2 Replies Latest reply on May 18, 2018 7:11 PM by Tom Fuller

    Remove Duplicate Values

    William Graf

      Is there any way to use Maestro to remove duplicate values from a data set?

       

      I've got an employee census file that contains multiple entries for certain employees with a unique "employee ID" identifier. Essentially, I want to be able to remove rows with duplicate employee IDs.

        • 1. Re: Remove Duplicate Values
          Joshua Milligan

          William,

           

          Sure!  There are a couple of possible ways and which you choose may depend on exactly which record you want.  Let's talk about a couple of cases.

           

          Case 1: Exact Duplicates - All values for duplicate records are the same

           

          Employee IDNameDate Hired
          1Pentecost4/24/2012
          2Ryrie3/2/2015
          3Walvoord5/1/1997
          3Walvoord5/1/1997
          4Chafer2/27/1982

           

          Here, you can just use an Aggregate step and Group on Employee ID while Aggregating all other fields as MIN or MAX:

           

          The output is nicely deduped, because the aggregation only gives you one record per Employee ID:

           

           

          Case 2: Duplicate IDs with various values and you want to keep a specific row

              

          Employee IDNameDate HiredStatus UpdatedStatus
          1Pentecost4/24/20124/12/2018Full Time
          2Ryrie3/2/20154/12/2018Full Time
          3Walvoord5/1/19974/11/2018Part Time
          3Walvoord5/1/19974/12/2018Full Time
          4Chafer2/27/19824/12/2018Full Time

           

          Here, the duplicate occurs because the second row indicates an update of status.  Likely you'll want to get the most recent record.  At times there may be other logic, but it will likely follow the same pattern (see details here https://vizpainter.com/latest-snapshot-in-tableau-and-maestro)

           

          Basically, you'll use the aggregation step to group on Employee ID and get the MAX update date (or Row ID or other field or MIN of the field that identifies the row you want to keep).  You won't worry about other fields yet.

           

          Then, you can inner join that back to the previous step in the flow on both the Employee ID and the Status Updated fields.

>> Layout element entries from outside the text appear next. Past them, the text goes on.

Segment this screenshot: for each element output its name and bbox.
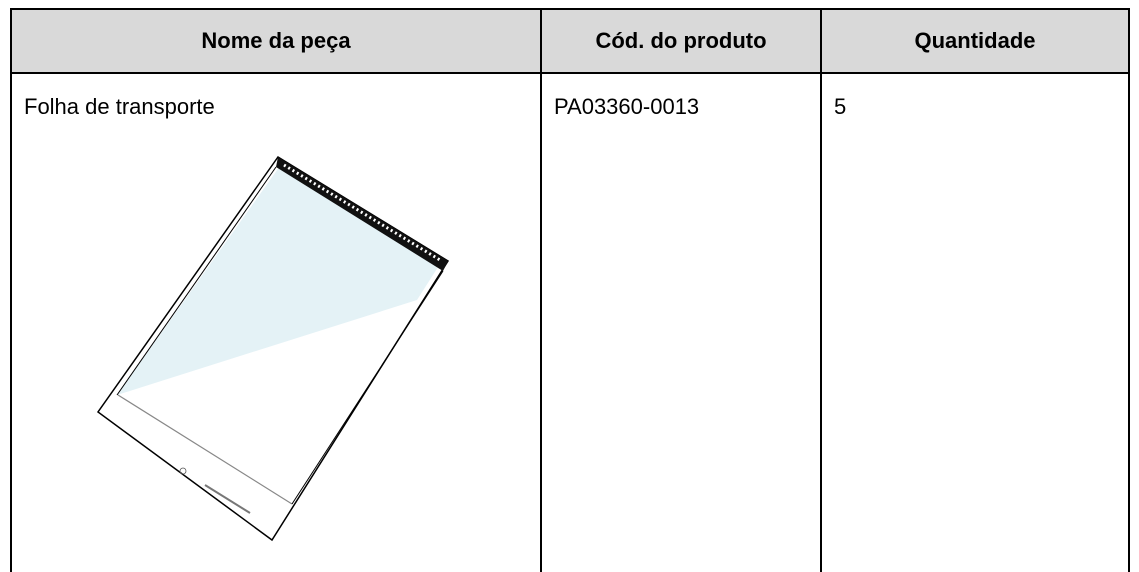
- cell: PA03360-0013: [540, 72, 822, 572]
- header-cell: Nome da peça: [10, 8, 542, 74]
- cell-text: 5: [834, 94, 847, 119]
- header-cell: Cód. do produto: [540, 8, 822, 74]
- cell: 5: [820, 72, 1130, 572]
- cell-text: PA03360-0013: [554, 94, 700, 119]
- cell-text: Folha de transporte: [24, 94, 215, 119]
- carrier-sheet-illustration: [96, 155, 450, 542]
- header-row: Nome da peça Cód. do produto Quantidade: [10, 8, 1130, 74]
- header-cell: Quantidade: [820, 8, 1130, 74]
- page: Nome da peça Cód. do produto Quantidade …: [10, 8, 1130, 572]
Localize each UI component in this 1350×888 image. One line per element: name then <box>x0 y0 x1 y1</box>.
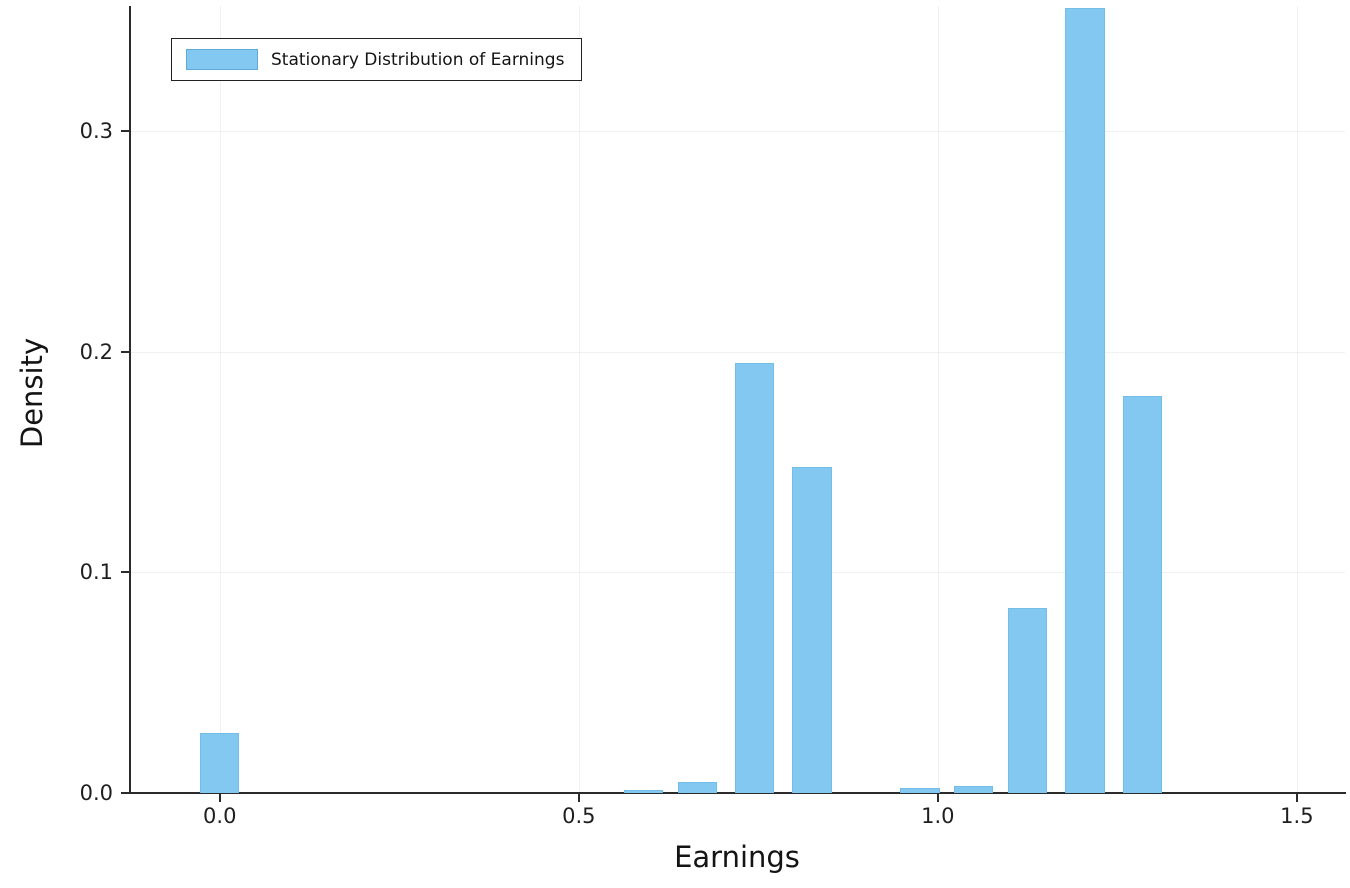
y-tick <box>121 130 129 133</box>
y-tick <box>121 571 129 574</box>
x-tick <box>577 794 580 802</box>
x-tick <box>1295 794 1298 802</box>
legend-swatch <box>186 49 258 70</box>
y-tick <box>121 792 129 794</box>
x-gridline <box>937 6 939 793</box>
bar <box>954 786 994 793</box>
x-tick-label: 1.0 <box>921 804 955 828</box>
plot-area <box>130 6 1345 793</box>
x-tick <box>936 794 939 802</box>
x-axis-label: Earnings <box>674 840 800 874</box>
legend-label: Stationary Distribution of Earnings <box>271 49 565 70</box>
x-tick-label: 0.0 <box>203 804 237 828</box>
x-gridline <box>219 6 221 793</box>
y-tick <box>121 350 129 353</box>
y-tick-label: 0.3 <box>79 119 113 144</box>
x-tick-label: 1.5 <box>1280 804 1314 828</box>
bar <box>677 781 718 793</box>
x-gridline <box>578 6 580 793</box>
bar <box>1065 7 1105 793</box>
x-gridline <box>1296 6 1298 793</box>
y-gridline <box>130 131 1345 133</box>
bar <box>623 789 664 793</box>
bar <box>734 362 775 793</box>
y-tick-label: 0.2 <box>79 339 113 364</box>
legend: Stationary Distribution of Earnings <box>171 38 583 81</box>
x-tick-label: 0.5 <box>562 804 596 828</box>
bar <box>792 466 832 793</box>
y-tick-label: 0.0 <box>79 781 113 805</box>
x-axis-line <box>129 792 1346 794</box>
y-axis-label: Density <box>15 337 49 449</box>
bar <box>1007 607 1048 793</box>
y-gridline <box>130 351 1345 353</box>
bar <box>1122 395 1163 793</box>
y-tick-label: 0.1 <box>79 560 113 585</box>
y-axis-line <box>129 6 131 794</box>
bar <box>200 733 240 793</box>
bar <box>900 787 940 793</box>
x-tick <box>218 794 221 802</box>
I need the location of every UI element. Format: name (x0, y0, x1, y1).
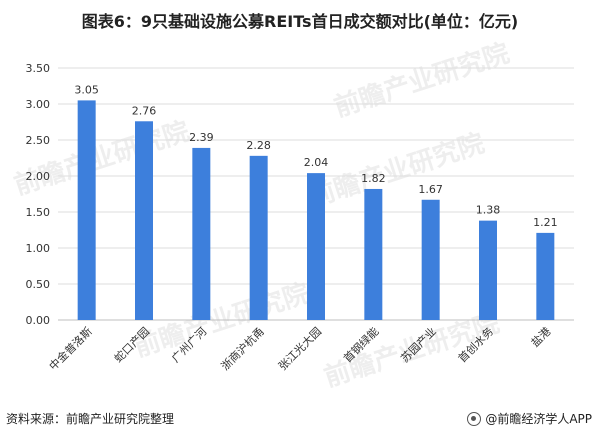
bar-value-label: 1.82 (361, 172, 386, 185)
y-tick-label: 3.00 (26, 98, 51, 111)
bar-value-label: 2.28 (246, 139, 271, 152)
bar (135, 121, 153, 320)
bar (364, 188, 383, 320)
bar (249, 155, 268, 320)
bar-value-label: 1.38 (476, 204, 501, 217)
value-labels: 3.05 2.76 2.39 2.28 2.04 1.82 1.67 1.38 1.21 (74, 83, 557, 228)
bar (536, 232, 555, 320)
y-tick-label: 0.00 (26, 314, 51, 327)
bar-value-label: 2.76 (132, 104, 157, 117)
bar-value-label: 3.05 (74, 83, 99, 96)
y-tick-label: 0.50 (26, 278, 51, 291)
bar-value-label: 1.21 (533, 216, 558, 229)
y-tick-label: 3.50 (26, 62, 51, 75)
y-tick-label: 2.00 (26, 170, 51, 183)
bar (307, 173, 325, 320)
brand-text: @前瞻经济学人APP (485, 412, 592, 426)
x-tick-label: 首钢绿能 (340, 324, 381, 365)
x-axis-ticks: 中金普洛斯 蛇口产园 广州广河 浙商沪杭甬 张江光大园 首钢绿能 苏园产业 首创水务 盐港 (46, 324, 553, 373)
source-note: 资料来源：前瞻产业研究院整理 (6, 412, 175, 426)
x-tick-label: 蛇口产园 (111, 324, 152, 365)
x-tick-label: 浙商沪杭甬 (218, 324, 267, 373)
bar (192, 147, 211, 320)
bar-value-label: 1.67 (418, 183, 443, 196)
y-tick-label: 1.50 (26, 206, 51, 219)
y-axis-ticks: 0.00 0.50 1.00 1.50 2.00 2.50 3.00 3.50 (26, 62, 51, 327)
bar-value-label: 2.39 (189, 131, 214, 144)
x-tick-label: 中金普洛斯 (46, 324, 95, 373)
x-tick-label: 张江光大园 (275, 324, 324, 373)
y-tick-label: 1.00 (26, 242, 51, 255)
x-tick-label: 广州广河 (169, 325, 209, 365)
y-tick-label: 2.50 (26, 134, 51, 147)
x-tick-label: 盐港 (529, 325, 554, 350)
bar (421, 199, 440, 320)
x-tick-label: 首创水务 (455, 324, 496, 365)
bar (479, 220, 497, 320)
brand-logo-icon (467, 411, 482, 426)
bar (77, 100, 96, 321)
x-tick-label: 苏园产业 (398, 324, 439, 365)
bars (77, 100, 555, 321)
chart-title: 图表6：9只基础设施公募REITs首日成交额对比(单位：亿元) (81, 12, 519, 31)
bar-value-label: 2.04 (304, 156, 329, 169)
brand-credit: @前瞻经济学人APP (467, 410, 592, 427)
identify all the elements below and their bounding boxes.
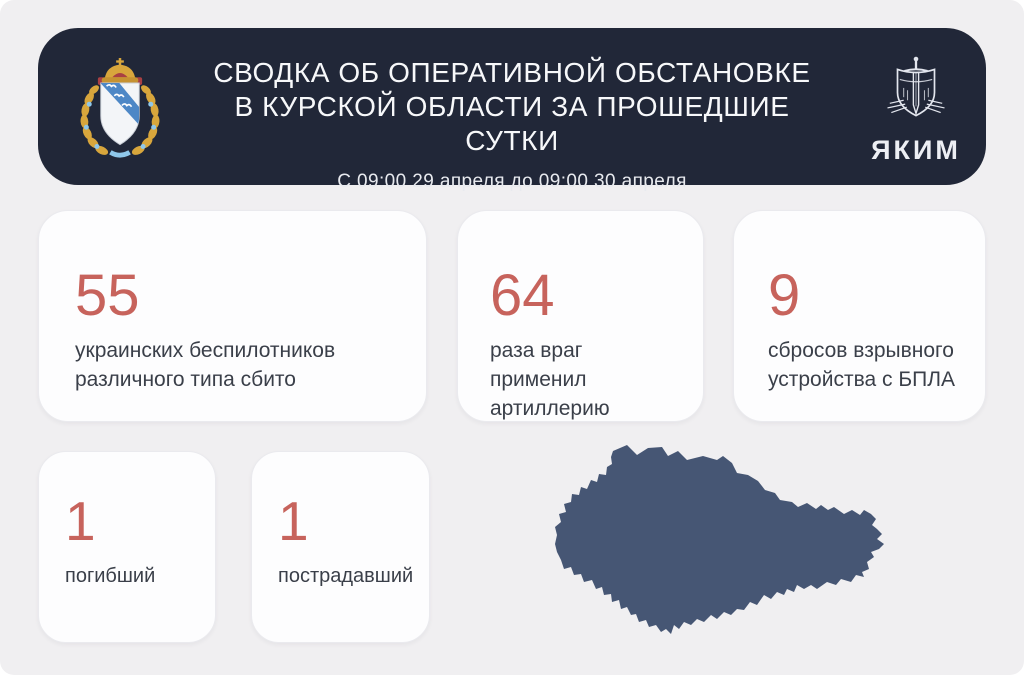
- title-line-1: СВОДКА ОБ ОПЕРАТИВНОЙ ОБСТАНОВКЕ: [213, 57, 811, 88]
- kursk-coat-of-arms-icon: [70, 56, 170, 167]
- stat-value: 55: [75, 263, 140, 328]
- stat-value: 64: [490, 263, 555, 328]
- header-banner: СВОДКА ОБ ОПЕРАТИВНОЙ ОБСТАНОВКЕ В КУРСК…: [38, 28, 986, 192]
- stat-label: украинских беспилотников различного типа…: [75, 339, 336, 391]
- stat-value: 9: [768, 263, 801, 328]
- casualty-value: 1: [278, 490, 309, 552]
- kursk-region-map-silhouette: [545, 438, 890, 643]
- title-line-2: В КУРСКОЙ ОБЛАСТИ ЗА ПРОШЕДШИЕ СУТКИ: [234, 91, 790, 156]
- casualty-card-killed: 1 погибший: [38, 451, 216, 643]
- stat-label: сбросов взрывного устройства с БПЛА: [768, 339, 956, 391]
- stat-card-artillery: 64 раза враг применил артиллерию: [457, 210, 704, 422]
- header-subtitle: С 09:00 29 апреля до 09:00 30 апреля: [337, 171, 687, 192]
- casualty-value: 1: [65, 490, 96, 552]
- stat-card-uav-drops: 9 сбросов взрывного устройства с БПЛА: [733, 210, 986, 422]
- yakim-logo-label: ЯКИМ: [871, 135, 961, 165]
- casualty-card-injured: 1 пострадавший: [251, 451, 430, 643]
- stat-label: раза враг применил артиллерию: [490, 339, 610, 420]
- stat-card-drones: 55 украинских беспилотников различного т…: [38, 210, 427, 422]
- casualty-label: пострадавший: [278, 565, 414, 587]
- header-titles: СВОДКА ОБ ОПЕРАТИВНОЙ ОБСТАНОВКЕ В КУРСК…: [188, 56, 836, 193]
- casualty-label: погибший: [65, 565, 156, 587]
- yakim-logo: ЯКИМ: [860, 54, 972, 166]
- shield-sword-icon: [883, 56, 949, 132]
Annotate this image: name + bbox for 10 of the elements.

          It looks a bit strange, but you can see that the row on 4/11/2018 is excluded by the join.  The net result is a nicely deduped data set:

           

          I've attached a sample packaged flow with these examples.

           

          Hope that helps!

          Joshua

          • 2. Re: Remove Duplicate Values
            Tom Fuller

            This is a great tip that will come in handy for a lot of people! A slight variant of case 1 would be when you have multiple records per ID, and some are exact duplicates.  If your goal is to remove ONLY the exact duplicate rows, you can group by ALL fields. In the case of the sample file, either approach works.